Chronic hypertension changes the dimensions and properties of arterial wall. These changes include proliferation of VSMCs and thickening of arterial wall (for review see ). One of the molecular mechanisms responsible for vascular remodeling is activation of ERK1/2, which causes VSMCs to proliferated and deposit collagen type I on microvessels [9,10]. Our results showed that spontaneous hypertension increased the thickness of renal small artery wall and the proliferation of VSMCs. In agreement with previous studies [7,11], phosphor-REK1/2 MAPK immunoreactivity enhanced in renal VSMCs and endothelial cells. Inhibition of ERK1/2 using PD98059 suppressed ERK1/2 immunoreactivity and ameliorated the thickening of vascular wall in 24 weeks SHR. Our study demonstrated that inhibition of ERK1/2 kinases could significantly suppress the progression of vascular remodeling in spontaneous hypertensive animals.

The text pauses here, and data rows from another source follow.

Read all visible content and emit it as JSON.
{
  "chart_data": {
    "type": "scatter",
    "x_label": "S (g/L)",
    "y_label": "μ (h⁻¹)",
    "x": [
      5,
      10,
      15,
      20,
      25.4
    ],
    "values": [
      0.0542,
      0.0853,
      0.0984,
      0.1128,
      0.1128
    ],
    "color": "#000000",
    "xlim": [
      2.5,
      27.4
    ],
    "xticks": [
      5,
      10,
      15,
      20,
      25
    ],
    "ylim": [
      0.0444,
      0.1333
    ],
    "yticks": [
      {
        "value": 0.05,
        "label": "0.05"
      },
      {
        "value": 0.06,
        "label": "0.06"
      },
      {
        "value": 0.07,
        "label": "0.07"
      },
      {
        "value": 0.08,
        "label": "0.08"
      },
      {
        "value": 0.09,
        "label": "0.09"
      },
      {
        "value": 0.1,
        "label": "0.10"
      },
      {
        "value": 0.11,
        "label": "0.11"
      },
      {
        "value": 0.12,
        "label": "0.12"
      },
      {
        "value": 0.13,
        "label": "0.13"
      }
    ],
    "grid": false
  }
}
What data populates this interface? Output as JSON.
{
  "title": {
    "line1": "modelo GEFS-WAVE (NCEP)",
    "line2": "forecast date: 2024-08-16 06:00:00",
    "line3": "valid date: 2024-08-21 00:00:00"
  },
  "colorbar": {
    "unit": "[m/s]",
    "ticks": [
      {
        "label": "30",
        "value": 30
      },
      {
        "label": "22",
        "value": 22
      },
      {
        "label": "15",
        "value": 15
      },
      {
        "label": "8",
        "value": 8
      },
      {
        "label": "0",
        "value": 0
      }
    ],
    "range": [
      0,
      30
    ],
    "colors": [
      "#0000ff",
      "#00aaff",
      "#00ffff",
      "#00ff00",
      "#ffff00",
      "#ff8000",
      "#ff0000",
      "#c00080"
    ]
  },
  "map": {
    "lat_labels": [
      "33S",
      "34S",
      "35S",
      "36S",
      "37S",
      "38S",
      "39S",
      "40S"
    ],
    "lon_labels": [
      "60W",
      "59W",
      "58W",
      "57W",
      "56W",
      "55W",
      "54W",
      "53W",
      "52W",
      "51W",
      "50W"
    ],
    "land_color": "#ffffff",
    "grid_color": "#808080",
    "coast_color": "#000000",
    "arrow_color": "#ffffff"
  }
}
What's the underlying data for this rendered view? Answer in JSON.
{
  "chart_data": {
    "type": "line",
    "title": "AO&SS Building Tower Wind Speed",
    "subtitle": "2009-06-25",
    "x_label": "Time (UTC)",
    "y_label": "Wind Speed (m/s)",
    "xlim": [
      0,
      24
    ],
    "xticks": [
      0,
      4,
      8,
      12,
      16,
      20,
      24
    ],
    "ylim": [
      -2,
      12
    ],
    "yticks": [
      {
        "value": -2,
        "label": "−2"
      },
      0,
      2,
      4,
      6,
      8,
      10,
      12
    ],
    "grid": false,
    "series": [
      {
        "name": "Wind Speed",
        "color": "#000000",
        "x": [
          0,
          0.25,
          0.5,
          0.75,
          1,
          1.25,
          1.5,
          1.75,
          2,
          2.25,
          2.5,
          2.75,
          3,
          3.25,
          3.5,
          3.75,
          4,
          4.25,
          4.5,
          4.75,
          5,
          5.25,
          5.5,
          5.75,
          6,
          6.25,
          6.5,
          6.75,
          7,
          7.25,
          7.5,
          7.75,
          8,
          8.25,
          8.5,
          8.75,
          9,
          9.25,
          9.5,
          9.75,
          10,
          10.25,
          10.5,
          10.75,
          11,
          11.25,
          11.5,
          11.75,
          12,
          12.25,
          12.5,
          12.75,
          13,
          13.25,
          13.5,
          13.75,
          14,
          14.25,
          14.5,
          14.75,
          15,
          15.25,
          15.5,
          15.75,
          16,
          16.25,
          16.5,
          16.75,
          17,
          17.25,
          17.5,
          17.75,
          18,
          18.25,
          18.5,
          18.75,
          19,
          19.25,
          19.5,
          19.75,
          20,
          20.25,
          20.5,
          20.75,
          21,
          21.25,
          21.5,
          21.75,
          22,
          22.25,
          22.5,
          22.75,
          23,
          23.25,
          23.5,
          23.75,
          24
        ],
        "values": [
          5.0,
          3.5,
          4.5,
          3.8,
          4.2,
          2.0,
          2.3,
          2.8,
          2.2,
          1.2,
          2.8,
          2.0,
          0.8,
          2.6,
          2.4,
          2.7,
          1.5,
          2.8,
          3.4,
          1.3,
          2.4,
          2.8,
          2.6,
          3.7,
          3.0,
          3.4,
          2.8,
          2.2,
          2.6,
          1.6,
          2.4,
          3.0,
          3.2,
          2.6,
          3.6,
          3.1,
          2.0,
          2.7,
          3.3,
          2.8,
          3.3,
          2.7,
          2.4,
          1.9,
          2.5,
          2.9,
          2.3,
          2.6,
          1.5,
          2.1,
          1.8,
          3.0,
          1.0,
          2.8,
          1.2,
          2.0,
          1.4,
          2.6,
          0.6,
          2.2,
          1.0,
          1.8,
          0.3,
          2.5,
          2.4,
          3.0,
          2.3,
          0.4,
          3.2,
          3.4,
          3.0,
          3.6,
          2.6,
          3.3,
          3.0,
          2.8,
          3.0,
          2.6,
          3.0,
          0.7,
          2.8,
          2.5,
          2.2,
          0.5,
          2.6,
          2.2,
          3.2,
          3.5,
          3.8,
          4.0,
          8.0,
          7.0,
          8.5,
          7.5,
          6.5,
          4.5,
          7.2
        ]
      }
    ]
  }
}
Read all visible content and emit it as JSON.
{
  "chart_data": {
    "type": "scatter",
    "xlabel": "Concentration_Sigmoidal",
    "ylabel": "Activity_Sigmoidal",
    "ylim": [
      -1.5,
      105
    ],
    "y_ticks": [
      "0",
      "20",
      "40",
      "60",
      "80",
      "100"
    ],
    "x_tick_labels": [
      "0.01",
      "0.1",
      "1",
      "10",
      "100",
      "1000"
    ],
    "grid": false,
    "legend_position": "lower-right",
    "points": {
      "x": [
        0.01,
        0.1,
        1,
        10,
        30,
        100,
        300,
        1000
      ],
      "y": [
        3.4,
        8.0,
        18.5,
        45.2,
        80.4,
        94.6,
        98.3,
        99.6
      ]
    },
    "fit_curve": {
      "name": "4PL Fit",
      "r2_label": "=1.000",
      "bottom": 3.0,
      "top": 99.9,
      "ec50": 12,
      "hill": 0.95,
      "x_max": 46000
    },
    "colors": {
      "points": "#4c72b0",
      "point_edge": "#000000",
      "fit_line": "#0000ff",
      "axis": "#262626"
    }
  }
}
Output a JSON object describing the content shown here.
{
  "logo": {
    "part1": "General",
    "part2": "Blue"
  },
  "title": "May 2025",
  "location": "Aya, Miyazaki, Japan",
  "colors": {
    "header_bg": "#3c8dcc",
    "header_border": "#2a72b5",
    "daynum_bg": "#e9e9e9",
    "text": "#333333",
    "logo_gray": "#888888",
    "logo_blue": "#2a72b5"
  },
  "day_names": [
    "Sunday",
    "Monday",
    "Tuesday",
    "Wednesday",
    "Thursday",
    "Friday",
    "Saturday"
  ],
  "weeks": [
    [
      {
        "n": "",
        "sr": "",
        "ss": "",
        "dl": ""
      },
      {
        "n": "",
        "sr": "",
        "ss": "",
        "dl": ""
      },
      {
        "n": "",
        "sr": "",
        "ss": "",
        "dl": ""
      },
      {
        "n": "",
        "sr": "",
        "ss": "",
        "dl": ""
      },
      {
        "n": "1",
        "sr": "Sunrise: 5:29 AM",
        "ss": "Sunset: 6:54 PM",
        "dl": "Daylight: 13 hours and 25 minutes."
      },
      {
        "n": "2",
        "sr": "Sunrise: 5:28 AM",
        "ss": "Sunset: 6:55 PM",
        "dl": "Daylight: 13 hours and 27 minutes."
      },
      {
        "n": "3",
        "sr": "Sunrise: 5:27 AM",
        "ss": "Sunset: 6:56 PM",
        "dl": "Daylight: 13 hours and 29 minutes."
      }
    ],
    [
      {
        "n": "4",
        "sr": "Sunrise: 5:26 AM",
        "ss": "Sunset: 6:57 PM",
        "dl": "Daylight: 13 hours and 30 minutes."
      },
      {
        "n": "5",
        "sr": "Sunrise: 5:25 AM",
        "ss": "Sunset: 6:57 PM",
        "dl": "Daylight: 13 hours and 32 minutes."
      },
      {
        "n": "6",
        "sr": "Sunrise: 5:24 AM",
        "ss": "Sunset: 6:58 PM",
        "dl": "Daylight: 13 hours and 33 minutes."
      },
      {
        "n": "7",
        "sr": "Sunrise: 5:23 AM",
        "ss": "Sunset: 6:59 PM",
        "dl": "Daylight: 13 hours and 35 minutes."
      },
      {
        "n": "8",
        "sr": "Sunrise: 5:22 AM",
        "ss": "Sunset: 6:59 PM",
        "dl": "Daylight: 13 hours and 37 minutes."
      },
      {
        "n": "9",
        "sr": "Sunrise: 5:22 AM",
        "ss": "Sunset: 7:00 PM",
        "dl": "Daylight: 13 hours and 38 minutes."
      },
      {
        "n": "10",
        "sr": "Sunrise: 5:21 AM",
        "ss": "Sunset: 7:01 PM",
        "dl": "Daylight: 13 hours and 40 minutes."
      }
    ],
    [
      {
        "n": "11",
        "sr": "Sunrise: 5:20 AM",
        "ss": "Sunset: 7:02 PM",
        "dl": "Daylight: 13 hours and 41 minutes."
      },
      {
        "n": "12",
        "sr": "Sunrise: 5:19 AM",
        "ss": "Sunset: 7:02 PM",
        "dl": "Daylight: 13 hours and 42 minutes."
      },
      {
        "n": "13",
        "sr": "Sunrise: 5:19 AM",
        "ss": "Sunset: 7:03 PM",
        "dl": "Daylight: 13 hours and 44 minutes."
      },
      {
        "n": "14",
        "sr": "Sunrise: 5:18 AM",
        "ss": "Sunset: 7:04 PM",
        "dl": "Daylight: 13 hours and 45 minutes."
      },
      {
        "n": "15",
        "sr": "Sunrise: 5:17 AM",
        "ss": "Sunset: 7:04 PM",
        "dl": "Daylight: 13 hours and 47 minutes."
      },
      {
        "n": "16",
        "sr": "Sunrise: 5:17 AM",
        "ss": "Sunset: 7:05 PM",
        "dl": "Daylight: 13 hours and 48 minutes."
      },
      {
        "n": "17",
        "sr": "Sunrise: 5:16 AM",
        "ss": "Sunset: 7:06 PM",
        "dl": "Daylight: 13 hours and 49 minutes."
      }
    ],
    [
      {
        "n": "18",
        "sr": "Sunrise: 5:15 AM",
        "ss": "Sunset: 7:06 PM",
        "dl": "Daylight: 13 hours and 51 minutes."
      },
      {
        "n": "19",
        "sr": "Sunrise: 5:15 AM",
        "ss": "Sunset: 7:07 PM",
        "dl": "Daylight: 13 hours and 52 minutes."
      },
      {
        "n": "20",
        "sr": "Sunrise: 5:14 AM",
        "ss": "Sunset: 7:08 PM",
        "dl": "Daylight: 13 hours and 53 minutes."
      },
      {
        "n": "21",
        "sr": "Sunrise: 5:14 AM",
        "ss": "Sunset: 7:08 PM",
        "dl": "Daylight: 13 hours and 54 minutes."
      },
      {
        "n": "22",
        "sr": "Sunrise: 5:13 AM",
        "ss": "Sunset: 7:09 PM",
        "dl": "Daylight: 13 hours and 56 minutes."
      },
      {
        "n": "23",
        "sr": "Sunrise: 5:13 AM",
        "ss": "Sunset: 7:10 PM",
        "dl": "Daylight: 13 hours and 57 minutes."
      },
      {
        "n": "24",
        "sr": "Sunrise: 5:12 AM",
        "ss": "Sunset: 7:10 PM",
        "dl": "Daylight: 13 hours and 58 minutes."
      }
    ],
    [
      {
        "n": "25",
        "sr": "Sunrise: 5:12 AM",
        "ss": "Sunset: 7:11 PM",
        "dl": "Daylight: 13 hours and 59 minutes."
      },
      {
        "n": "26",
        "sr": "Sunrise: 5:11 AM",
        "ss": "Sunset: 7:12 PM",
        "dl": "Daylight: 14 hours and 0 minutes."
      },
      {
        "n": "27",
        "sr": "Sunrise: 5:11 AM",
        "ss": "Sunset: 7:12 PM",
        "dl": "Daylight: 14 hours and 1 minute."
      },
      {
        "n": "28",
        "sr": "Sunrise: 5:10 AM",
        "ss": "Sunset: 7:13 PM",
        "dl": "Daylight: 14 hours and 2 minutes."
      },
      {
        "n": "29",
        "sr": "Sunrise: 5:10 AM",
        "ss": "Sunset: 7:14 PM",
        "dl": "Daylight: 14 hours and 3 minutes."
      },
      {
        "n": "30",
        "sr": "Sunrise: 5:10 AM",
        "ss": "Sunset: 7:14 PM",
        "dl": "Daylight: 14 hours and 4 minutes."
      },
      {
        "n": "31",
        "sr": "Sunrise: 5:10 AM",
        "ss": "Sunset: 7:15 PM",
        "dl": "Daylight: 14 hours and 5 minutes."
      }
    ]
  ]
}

In the present study, SHR developed hypertension at 8 weeks of age, which is in agreement with previous published report [7,12] Hypertension increases peripheral blood vessels resistance through vascular remodeling, a process involving VSMC proliferation, hypertrophy, blood vessel compliance reduction and the narrow vessel lumen. The decreased body weight in SHR compared with WKY rats in the present study reflects the general deterioration of health associated with hypertension. The increased heart to body mass ratio in SHR reflects myocardial hypertrophy in response to increase cardiac after-load caused by high blood pressure.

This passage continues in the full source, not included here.